I frequently hear that Thanksgiving is not just about the food, but let’s face it: if there were no food, or not the right kinds, there would be disappointment, at least in my family. So my mother and I, living in the same town as we were, divided duties for Thanksgiving and Christmas dinners for years. Mom would do Thanksgiving, I would do Christmas, and the next year, we reversed dinner responsibility. It worked well for both of us for a long time. As Mom moved into her 70s, I offered to host the dinners, with Mom providing the main course, pies, rolls, mashed potatoes, and anything else she could insist on bringing to assuage her guilt at not being the host and doing most of it herself. She started ordering a fresh turkey each year, and bringing it early Thanksgiving morning for me to roast. One year, she arrived and neither of us had arranged for a turkey. Alarum! Chaos! But good old LaLonde’s had a fresh turkey left, and she immediately picked it up–Thanksgiving was saved. So much for Thanksgiving not being about the food.
One of the things Mom did up until she couldn’t anymore, was make the gravy, which I was not confident I could adequately produce. As the years passed, I began to pay more attention to the gravy technique, since I could forsee the day she would not be around to learn from. Of course the day came, several years ago, that she was “not here,” but fortunately I had absorbed the steps. Add water to the drippings (and we had wonderful drippings yesterday!), heat and stir until dissolved, shake water and flour in a jar, pour this concoction into the boiling water, a little at a time, until just thickened but not TOO thick. I must say that the pure gravy this year was spectacular, but there would never have been enough for the 21 people we served. Add enough Heinz ROASTED TURKEY (not plain turkey) gravy to accommodate your crowd. Thank you, Mom, for teaching me. I’ll try to pass on the skill, which she learned from her mother, who learned it from her mother on the farm in southern Illinois, the difference being there was no Heinz gravy. How did they stretch it?

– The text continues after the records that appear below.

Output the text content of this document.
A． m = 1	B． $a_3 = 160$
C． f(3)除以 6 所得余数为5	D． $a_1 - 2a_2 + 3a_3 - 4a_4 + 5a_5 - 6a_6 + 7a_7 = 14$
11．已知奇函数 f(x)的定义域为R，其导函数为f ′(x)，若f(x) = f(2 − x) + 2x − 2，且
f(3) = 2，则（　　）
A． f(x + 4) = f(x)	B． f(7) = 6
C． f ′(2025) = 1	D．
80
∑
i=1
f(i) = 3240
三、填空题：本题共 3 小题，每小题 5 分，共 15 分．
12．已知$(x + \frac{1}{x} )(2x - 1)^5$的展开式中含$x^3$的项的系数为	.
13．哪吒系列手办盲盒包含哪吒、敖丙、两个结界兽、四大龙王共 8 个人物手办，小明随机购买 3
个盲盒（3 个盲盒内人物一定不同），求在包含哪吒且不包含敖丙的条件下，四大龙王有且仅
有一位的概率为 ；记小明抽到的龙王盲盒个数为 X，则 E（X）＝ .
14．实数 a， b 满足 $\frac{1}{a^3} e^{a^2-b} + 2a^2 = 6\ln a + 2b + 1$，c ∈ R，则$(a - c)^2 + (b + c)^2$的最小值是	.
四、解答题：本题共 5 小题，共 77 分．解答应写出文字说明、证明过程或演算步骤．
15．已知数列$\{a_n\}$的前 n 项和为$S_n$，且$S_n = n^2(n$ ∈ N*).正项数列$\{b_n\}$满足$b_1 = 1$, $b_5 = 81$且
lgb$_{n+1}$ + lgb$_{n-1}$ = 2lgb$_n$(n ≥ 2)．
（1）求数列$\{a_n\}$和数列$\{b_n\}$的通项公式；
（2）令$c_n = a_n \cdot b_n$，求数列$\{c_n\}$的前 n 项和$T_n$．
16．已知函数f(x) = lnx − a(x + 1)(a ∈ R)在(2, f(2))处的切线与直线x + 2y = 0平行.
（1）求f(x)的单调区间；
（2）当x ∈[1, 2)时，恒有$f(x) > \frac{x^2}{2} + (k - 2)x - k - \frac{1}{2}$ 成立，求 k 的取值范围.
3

Yesterday I missed Mom when it came time to make the gravy, not because I couldn’t, but because I wanted the “real” her with us. My sister brought my parents to my house for dinner, bless her, since moving my parents is a project these days. Mom sat between me and my sister, and we held hands, and ate, while she periodically tickled me, and then my sister, and enjoyed her pie–a little of pumpkin and apple, thanks. Mom was pretty happy, but after a trip to the bathroom was ready to leave. Dad also enjoyed the dinner, the company of our first-born son, and the general happy chaos of the dinner. He can’t join in as he did in the past, since his hearing is so poor, but one-on-one, he’s often a delightful conversationalist.
The only two anecdotes from my childhood pertaining to Thanksgiving are 1) the year my mother carved the turkey before bringing it to the table, and I commented, “Well, that’s a LOW turkey,” and 2) the year my mother created a centerpiece of fruits–a stab at a cornucopia–and I helped myself to a banana, not understanding that it was a decoration. Years later, instead of providing little-kid humor, I’m nearly at the top of the generational heap; depending on my parents’ health, I could stand in my mother’s place next year. Trite as it is, the profound truth is that time moves us all, willing or no, through the years. May we live them as best we can, with moments of joy, and strength for the sorrows, and yes: God bless us, everyone.